Ottawa nevertheless tied the game through Zibanejad at the tail end of Subban's penalty.
Flynn, however, scored the decisive goal on another iffy play from Hammond, who couldn't stretch a toe to stop his low shot when the Montreal fourth-liner pounced on a defensive breakdown and took the puck to the net.
There will be much ink spilled about Subban, Hammond and Price (who allowed three goals for the third consecutive game but played brilliantly once Montreal took the lead).
Few would have guessed that a pair of deadline-day pickups from sad-sack Buffalo – Flynn and Mitchell – would have such a key impact on the game.
"If you'd asked us three months ago if this is where we'd be standing I think we'd take it," grinned Mitchell, plainly exultant at having played his first post-season game (and potted his first career playoff goal) in the jersey he grew up worshipping. "I was getting a lot of text messages from a lot of buddies back in the Park."
Flynn had three points on the night – an NHL first.
"It's obviously one of highlights (of my career) if not the highlight . . . I was really looking forward to tonight," said the Massachusetts native.

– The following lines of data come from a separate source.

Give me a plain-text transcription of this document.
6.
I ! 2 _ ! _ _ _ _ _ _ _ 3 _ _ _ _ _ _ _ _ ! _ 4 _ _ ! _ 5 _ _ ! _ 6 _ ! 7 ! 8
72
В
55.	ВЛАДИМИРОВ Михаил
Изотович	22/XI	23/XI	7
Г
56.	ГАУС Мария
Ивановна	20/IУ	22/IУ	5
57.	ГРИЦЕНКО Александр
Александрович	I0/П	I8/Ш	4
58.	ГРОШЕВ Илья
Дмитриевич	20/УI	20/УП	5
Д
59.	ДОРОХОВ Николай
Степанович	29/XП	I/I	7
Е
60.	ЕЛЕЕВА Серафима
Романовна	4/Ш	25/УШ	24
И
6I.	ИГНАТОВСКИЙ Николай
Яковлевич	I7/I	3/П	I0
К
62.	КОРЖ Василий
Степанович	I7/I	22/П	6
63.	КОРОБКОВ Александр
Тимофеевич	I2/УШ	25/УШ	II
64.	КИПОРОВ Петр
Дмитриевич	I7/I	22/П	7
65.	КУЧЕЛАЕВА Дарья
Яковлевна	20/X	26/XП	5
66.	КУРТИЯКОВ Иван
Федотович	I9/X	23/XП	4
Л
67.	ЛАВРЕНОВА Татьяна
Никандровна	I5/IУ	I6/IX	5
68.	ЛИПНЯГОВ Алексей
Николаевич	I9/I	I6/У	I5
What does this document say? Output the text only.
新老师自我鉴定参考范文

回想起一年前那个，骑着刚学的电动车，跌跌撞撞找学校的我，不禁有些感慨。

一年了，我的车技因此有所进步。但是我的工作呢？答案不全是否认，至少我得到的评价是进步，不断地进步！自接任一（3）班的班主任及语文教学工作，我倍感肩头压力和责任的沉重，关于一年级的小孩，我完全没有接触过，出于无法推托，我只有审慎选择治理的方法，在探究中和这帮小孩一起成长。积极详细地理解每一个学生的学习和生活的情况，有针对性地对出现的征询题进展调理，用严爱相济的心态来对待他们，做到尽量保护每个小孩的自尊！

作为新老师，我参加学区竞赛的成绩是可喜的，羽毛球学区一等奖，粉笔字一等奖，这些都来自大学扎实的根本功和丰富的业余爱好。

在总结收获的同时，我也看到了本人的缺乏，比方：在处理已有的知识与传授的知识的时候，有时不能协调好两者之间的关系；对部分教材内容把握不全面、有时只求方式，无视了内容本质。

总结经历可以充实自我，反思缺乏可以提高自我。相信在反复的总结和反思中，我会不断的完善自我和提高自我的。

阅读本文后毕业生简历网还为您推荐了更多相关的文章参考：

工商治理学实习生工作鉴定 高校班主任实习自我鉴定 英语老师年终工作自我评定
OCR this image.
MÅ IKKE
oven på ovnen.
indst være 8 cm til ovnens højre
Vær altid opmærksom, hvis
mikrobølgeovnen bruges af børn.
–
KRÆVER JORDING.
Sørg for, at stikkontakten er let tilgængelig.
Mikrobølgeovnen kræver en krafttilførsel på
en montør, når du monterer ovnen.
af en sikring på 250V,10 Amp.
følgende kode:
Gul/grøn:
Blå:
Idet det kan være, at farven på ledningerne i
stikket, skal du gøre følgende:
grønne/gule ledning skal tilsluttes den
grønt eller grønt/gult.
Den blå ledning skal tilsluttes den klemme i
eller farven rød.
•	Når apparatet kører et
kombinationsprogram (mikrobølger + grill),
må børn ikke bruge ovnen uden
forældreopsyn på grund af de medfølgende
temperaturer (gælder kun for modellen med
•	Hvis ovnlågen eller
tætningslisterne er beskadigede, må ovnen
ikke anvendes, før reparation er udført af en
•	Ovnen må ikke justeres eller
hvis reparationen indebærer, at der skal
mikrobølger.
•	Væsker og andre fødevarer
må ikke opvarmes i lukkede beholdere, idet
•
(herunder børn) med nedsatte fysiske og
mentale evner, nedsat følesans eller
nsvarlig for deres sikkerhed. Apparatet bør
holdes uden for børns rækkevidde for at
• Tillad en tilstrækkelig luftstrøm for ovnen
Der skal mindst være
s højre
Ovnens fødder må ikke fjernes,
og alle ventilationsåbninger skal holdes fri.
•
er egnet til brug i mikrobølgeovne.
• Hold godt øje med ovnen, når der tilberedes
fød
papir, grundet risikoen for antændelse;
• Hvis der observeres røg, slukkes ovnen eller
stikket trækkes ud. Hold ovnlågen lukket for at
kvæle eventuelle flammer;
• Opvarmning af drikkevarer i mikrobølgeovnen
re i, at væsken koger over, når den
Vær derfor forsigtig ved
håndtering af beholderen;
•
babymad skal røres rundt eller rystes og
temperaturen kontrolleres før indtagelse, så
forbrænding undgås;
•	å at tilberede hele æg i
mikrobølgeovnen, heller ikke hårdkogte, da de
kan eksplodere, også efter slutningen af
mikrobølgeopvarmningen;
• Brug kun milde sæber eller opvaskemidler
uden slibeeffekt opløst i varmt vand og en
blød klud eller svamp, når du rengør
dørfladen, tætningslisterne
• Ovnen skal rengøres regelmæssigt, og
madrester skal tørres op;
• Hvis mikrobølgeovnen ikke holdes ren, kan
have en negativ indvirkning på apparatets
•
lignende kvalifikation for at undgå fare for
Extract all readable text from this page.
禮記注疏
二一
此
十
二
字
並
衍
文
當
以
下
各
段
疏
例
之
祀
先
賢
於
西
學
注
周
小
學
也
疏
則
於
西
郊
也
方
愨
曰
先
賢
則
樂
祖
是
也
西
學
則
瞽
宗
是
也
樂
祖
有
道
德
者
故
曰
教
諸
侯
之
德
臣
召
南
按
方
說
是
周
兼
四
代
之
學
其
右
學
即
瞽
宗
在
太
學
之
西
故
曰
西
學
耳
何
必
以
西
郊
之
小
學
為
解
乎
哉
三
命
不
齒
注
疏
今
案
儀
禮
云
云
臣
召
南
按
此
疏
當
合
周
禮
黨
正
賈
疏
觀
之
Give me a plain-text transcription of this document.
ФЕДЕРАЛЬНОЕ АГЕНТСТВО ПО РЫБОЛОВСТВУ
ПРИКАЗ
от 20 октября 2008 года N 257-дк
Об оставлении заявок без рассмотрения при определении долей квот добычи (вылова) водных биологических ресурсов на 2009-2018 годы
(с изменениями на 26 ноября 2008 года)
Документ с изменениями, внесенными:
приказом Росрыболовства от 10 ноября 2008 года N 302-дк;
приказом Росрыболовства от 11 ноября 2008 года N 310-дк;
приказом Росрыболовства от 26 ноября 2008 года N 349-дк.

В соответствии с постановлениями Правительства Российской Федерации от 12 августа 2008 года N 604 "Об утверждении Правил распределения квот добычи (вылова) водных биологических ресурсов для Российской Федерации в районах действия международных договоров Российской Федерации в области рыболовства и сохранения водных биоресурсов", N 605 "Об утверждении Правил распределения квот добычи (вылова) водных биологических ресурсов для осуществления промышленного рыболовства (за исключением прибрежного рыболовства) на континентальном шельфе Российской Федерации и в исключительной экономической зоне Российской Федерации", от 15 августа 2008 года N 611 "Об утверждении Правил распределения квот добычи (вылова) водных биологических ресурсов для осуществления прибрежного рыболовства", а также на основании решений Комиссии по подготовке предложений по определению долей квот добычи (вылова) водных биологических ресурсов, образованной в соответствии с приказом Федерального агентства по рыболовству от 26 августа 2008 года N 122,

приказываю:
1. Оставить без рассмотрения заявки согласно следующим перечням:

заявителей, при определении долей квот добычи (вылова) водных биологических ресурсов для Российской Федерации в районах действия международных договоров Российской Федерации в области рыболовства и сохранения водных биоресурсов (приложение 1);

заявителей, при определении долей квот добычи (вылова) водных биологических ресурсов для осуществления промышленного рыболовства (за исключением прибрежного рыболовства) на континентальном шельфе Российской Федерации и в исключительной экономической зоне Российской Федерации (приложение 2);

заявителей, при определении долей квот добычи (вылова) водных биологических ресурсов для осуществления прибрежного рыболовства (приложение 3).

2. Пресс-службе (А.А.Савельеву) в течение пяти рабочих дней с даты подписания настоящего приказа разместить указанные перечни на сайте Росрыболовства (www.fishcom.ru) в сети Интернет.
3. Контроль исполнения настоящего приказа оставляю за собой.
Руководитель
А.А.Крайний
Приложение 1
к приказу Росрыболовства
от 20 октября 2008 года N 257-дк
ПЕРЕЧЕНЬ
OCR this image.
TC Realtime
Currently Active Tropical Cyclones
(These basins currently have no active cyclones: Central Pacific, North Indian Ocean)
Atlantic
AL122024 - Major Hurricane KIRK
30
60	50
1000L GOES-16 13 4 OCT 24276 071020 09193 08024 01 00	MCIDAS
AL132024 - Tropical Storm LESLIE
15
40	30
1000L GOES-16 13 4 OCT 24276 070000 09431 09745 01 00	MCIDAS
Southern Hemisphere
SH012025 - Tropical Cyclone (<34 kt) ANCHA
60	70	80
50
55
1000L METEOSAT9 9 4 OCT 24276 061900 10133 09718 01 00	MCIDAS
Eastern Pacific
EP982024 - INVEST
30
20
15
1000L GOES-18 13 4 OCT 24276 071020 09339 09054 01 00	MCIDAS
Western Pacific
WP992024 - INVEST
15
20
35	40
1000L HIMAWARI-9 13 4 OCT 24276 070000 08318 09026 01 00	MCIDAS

The play of Flynn and Mitchell, as well as that of mid-season acquisitions Jeff Petry and Devante Smith-Pelly, will only grow general-manager Marc Bergevin's legend.
Petry played brilliantly as the Habs filled the void left by Subban's early exit, Smith-Pelly set a physical tone early on and was unlucky not to score a third-period insurance goal – his shot was deflected onto the post by Hammond.
The Hamburglar has been brilliant since making his NHL debut earlier this season and backstopping his team's improbable run to the playoffs, but questions will necessarily arise after a second period where he allowed four goals on 14 shots.
The Senators might hope the Subban storyline is kept alive for a few more days.